Segundo ele, o principal gargalo apontado pelos produtores foi o custo com mão de obra, que impactou em R$ 0,31 por litro de leite.

“O produtor precisa ter isso controlado em planilha, porque a partir daí ele consegue traçar iniciativas que vão diluir esse custo com mão de obra. A ideia é exatamente essa, saber onde está o gargalo do custo e trabalhar para obter um sistema produtivo mais eficiente”, explicou Thiago.

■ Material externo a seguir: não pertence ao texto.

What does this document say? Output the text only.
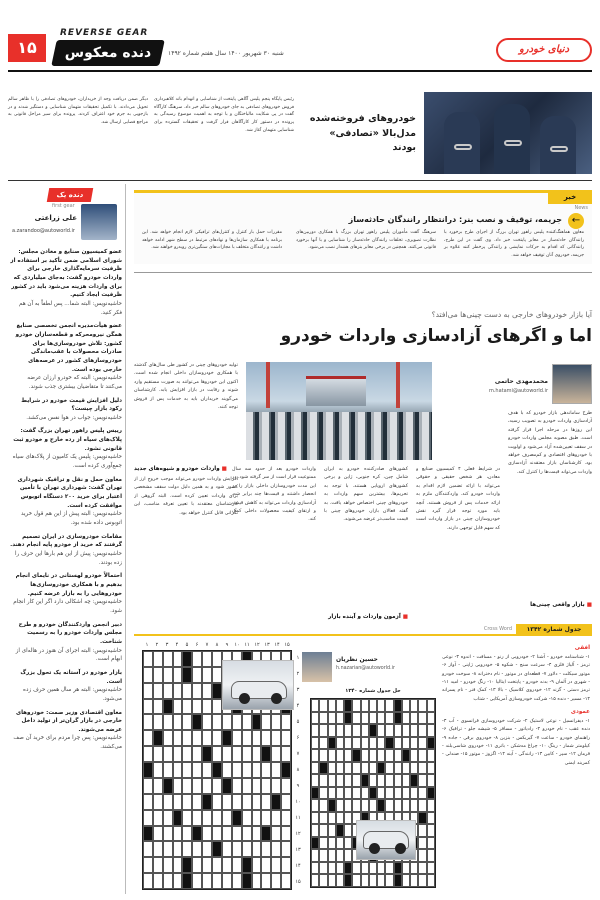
REVERSE GEAR
۱۵	دنده معکوس	شنبه ۳۰ شهریور ۱۴۰۰ سال هفتم شماره ۱۴۹۲	دنیای خودرو
خودروهای فروخته‌شده
مدل‌بالا «تصادفی» بودند
رئیس پایگاه پنجم پلیس آگاهی پایتخت از شناسایی و انهدام باند کلاهبرداری فروش خودروهای تصادفی به جای خودروهای سالم خبر داد. سرهنگ کارآگاه گفت در پی شکایت مالباختگان و با توجه به اهمیت موضوع رسیدگی به پرونده در دستور کار کارآگاهان قرار گرفت و تحقیقات گسترده برای شناسایی متهمان آغاز شد.
دیگر ضمن دریافت وجه از خریداران، خودروهای تصادفی را با ظاهر سالم تحویل می‌دادند. با تکمیل تحقیقات متهمان شناسایی و دستگیر شدند و در بازجویی به جرم خود اعتراف کردند. پرونده برای سیر مراحل قانونی به مراجع قضایی ارسال شد.
دنده یک
first gear
علی زراعتی
a.zarandoo@autoworld.ir
عضو کمیسیون صنایع و معادن مجلس: شورای اسلامی ضمن تأکید بر استفاده از ظرفیت سرمایه‌گذاری خارجی برای واردات خودرو گفت: به‌جای میلیاردی که برای واردات هزینه می‌شود باید در کشور ظرفیت ایجاد کنیم.
حاشیه‌نویس: البته شما... پس لطفاً به آن هم فکر کنید.
عضو هیأت‌مدیره انجمن تخصصی صنایع همگن نیرومحرکه و قطعه‌سازان خودرو کشور: تلاش خودروسازی‌ها برای صادرات محصولات با عقب‌ماندگی خودروسازهای کشور در عرصه‌های خارجی بوده است.
حاشیه‌نویس: البته که خودرو ارزان عرضه می‌کنند تا متقاضیان بیشتری جذب شوند.
دلیل افزایش قیمت خودرو در شرایط رکود بازار چیست؟
حاشیه‌نویس: جواب در هوا نفس می‌کشد.
رییس پلیس راهور تهران بزرگ گفت: پلاک‌های سیاه از رده خارج و خودرو ثبت قانونی نشود.
حاشیه‌نویس: پلیس یک کامیون از پلاک‌های سیاه جمع‌آوری کرده است.
معاون حمل و نقل و ترافیک شهرداری تهران گفت: شهرداری تهران با تأمین اعتبار برای خرید ۲۰۰ دستگاه اتوبوس موافقت کرده است.
حاشیه‌نویس: البته پیش از این هم قول خرید اتوبوس داده شده بود.
مقامات خودروسازی در ایران تصمیم گرفتند که خرید از خودرو پایه انجام دهند.
حاشیه‌نویس: پیش از این هم بارها این حرف را زده بودند.
احتمالاً خودرو لهستانی در نایمای انجام بدهیم و با همکاری خودروسازی‌ها خودروهایی را به بازار عرضه کنیم.
حاشیه‌نویس: چه اشکالی دارد اگر این کار انجام شود.
دبیر انجمن واردکنندگان خودرو و طرح مجلس واردات خودرو را به رسمیت شناخت.
حاشیه‌نویس: البته اجرای آن هنوز در هاله‌ای از ابهام است.
بازار خودرو در آستانه یک تحول بزرگ است.
حاشیه‌نویس: البته هر سال همین حرف زده می‌شود.
معاون اقتصادی وزیر صمت: خودروهای خارجی در بازار گران‌تر از تولید داخل عرضه می‌شوند.
حاشیه‌نویس: پس چرا مردم برای خرید آن صف می‌کشند.
خبر
News
←
جریمه، توقیف و نصب بنر: درانتظار رانندگان حادثه‌ساز
معاون هماهنگ‌کننده پلیس راهور تهران بزرگ از اجرای طرح برخورد با رانندگان حادثه‌ساز در معابر پایتخت خبر داد. وی گفت در این طرح، رانندگانی که اقدام به حرکات نمایشی و رانندگی پرخطر کنند علاوه بر جریمه، خودروی آنان توقیف خواهد شد.
سرهنگ گفت مأموران پلیس راهور تهران بزرگ با همکاری دوربین‌های نظارت تصویری، تخلفات رانندگان حادثه‌ساز را شناسایی و با آنها برخورد قانونی می‌کنند. همچنین در برخی معابر بنرهای هشدار نصب می‌شود.
مقررات حمل بار کنترل و کنترل‌های ترافیکی لازم انجام خواهد شد. این برنامه با همکاری سازمان‌ها و نهادهای مرتبط در سطح شهر ادامه خواهد داشت و رانندگان متخلف با مجازات‌های سنگین‌تری روبه‌رو خواهند شد.
آیا بازار خودروهای خارجی به دست چینی‌ها می‌افتد؟
اما و اگرهای آزادسازی واردات خودرو
محمدمهدی حاتمی
m.hatami@autoworld.ir
طرح ساماندهی بازار خودرو که با هدف آزادسازی واردات خودرو به تصویب رسید، این روزها در مرحله اجرا قرار گرفته است. طبق مصوبه مجلس واردات خودرو در سقف تعیین‌شده آزاد می‌شود و اولویت با خودروهای اقتصادی و کم‌مصرف خواهد بود. کارشناسان بازار معتقدند آزادسازی واردات می‌تواند قیمت‌ها را کنترل کند.
در شرایط فعلی ۴ کمیسیون صنایع و معادن، هر شخص حقیقی و حقوقی می‌تواند با ارائه تضمین لازم اقدام به واردات خودرو کند. واردکنندگان ملزم به ارائه خدمات پس از فروش هستند. آنچه باید مورد توجه قرار گیرد نقش خودروسازان چینی در بازار واردات است که سهم قابل توجهی دارند.
کشورهای صادرکننده خودرو به ایران شامل چین، کره جنوبی، ژاپن و برخی کشورهای اروپایی هستند. با توجه به تحریم‌ها، بیشترین سهم واردات به خودروهای چینی اختصاص خواهد یافت. به گفته فعالان بازار، خودروهای چینی با قیمت مناسب‌تر عرضه می‌شوند.
واردات خودرو بعد از حدود سه سال ممنوعیت قرار است از سر گرفته شود. در این مدت خودروسازان داخلی بازار را در انحصار داشتند و قیمت‌ها چند برابر شد. آزادسازی واردات می‌تواند به کاهش قیمت و ارتقای کیفیت محصولات داخلی کمک کند.
تولید خودروهای چینی در کشور طی سال‌های گذشته با همکاری خودروسازان داخلی انجام شده است. اکنون این خودروها می‌توانند به صورت مستقیم وارد شوند و رقابت در بازار افزایش یابد. کارشناسان می‌گویند خریداران باید به خدمات پس از فروش توجه کنند.
■ واردات خودرو و شیوه‌های جدید
افزایش واردات خودرو می‌تواند موجب خروج ارز از کشور شود و به همین دلیل دولت سقف مشخصی برای واردات تعیین کرده است. البته گروهی از کارشناسان معتقدند با تعیین تعرفه مناسب، این نگرانی قابل کنترل خواهد بود.
■ بازار واقعی چینی‌ها
■ آزمون واردات و آینده بازار
جدول شماره ۱۳۴۲
Cross Word
۱۵
۱۴
۱۳
۱۲
۱۱
۱۰
۹
۸
۷
۶
۵
۴
۳
۲
۱
۱
۲
۳
۴
۵
۶
۷
۸
۹
۱۰
۱۱
۱۲
۱۳
۱۴
۱۵
حسین نظریان
h.nazarian@autoworld.ir
حل جدول شماره ۱۳۴۰
افقی
۱- شناسنامه خودرو - آشنا ۲- خودرویی از رنو - مسافت - اندوه ۳- نوعی ترمز - آلیاژ فلزی ۴- سرعت سنج - شکوه ۵- خودرویی ژاپنی - آواز ۶- موتور سیکلت - دلاور ۷- قطعه‌ای در موتور - نام دخترانه ۸- سوخت خودرو - شهری در آلمان ۹- بدنه خودرو - پایتخت ایتالیا ۱۰- رنگ خودرو - امید ۱۱- ترمز دستی - گزند ۱۲- خودروی کلاسیک - بالا ۱۳- کمک فنر - نام پسرانه ۱۴- مسیر - دنده ۱۵- شرکت خودروسازی آمریکایی - شتاب
عمودی
۱- دیفرانسیل - نوعی لاستیک ۲- شرکت خودروسازی فرانسوی - آب ۳- دنده عقب - نام خودرو ۴- رادیاتور - مسافر ۵- شیشه جلو - ترافیک ۶- راهنمای خودرو - ساعت ۷- گیربکس - بنزین ۸- خودروی برقی - جاده ۹- کیلومتر شمار - رینگ ۱۰- چراغ مه‌شکن - باتری ۱۱- خودروی شاسی‌بلند - فرمان ۱۲- سپر - کابین ۱۳- رانندگی - آینه ۱۴- اگزوز - موتور ۱۵- صندلی - کمربند ایمنی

Para a presidente do Sindicato dos Produtores Rurais de Ouro Preto do Oeste, Kássia Jane Freire, a iniciativa foi importante para aproximar a CNA do produtor e ajudá-lo a melhorar a gestão dos cálculos e das contas da atividade.

“Foi fundamental saber o quanto estão gastando e lucrando com a pecuária de leite. Quando colocamos na ponta do lápis é que os dados se tornam palpáveis e os produtores conseguem enxergar melhor os resultados”.

“A metodologia apresentada mostrou que o produtor pode fazer uma dinâmica melhor da sua área e pode usar ferramentas para baratear os custos de produção, com isso ele aumenta o desempenho da produção de leite”, disse o produtor Rodrigo Venâncio Santana.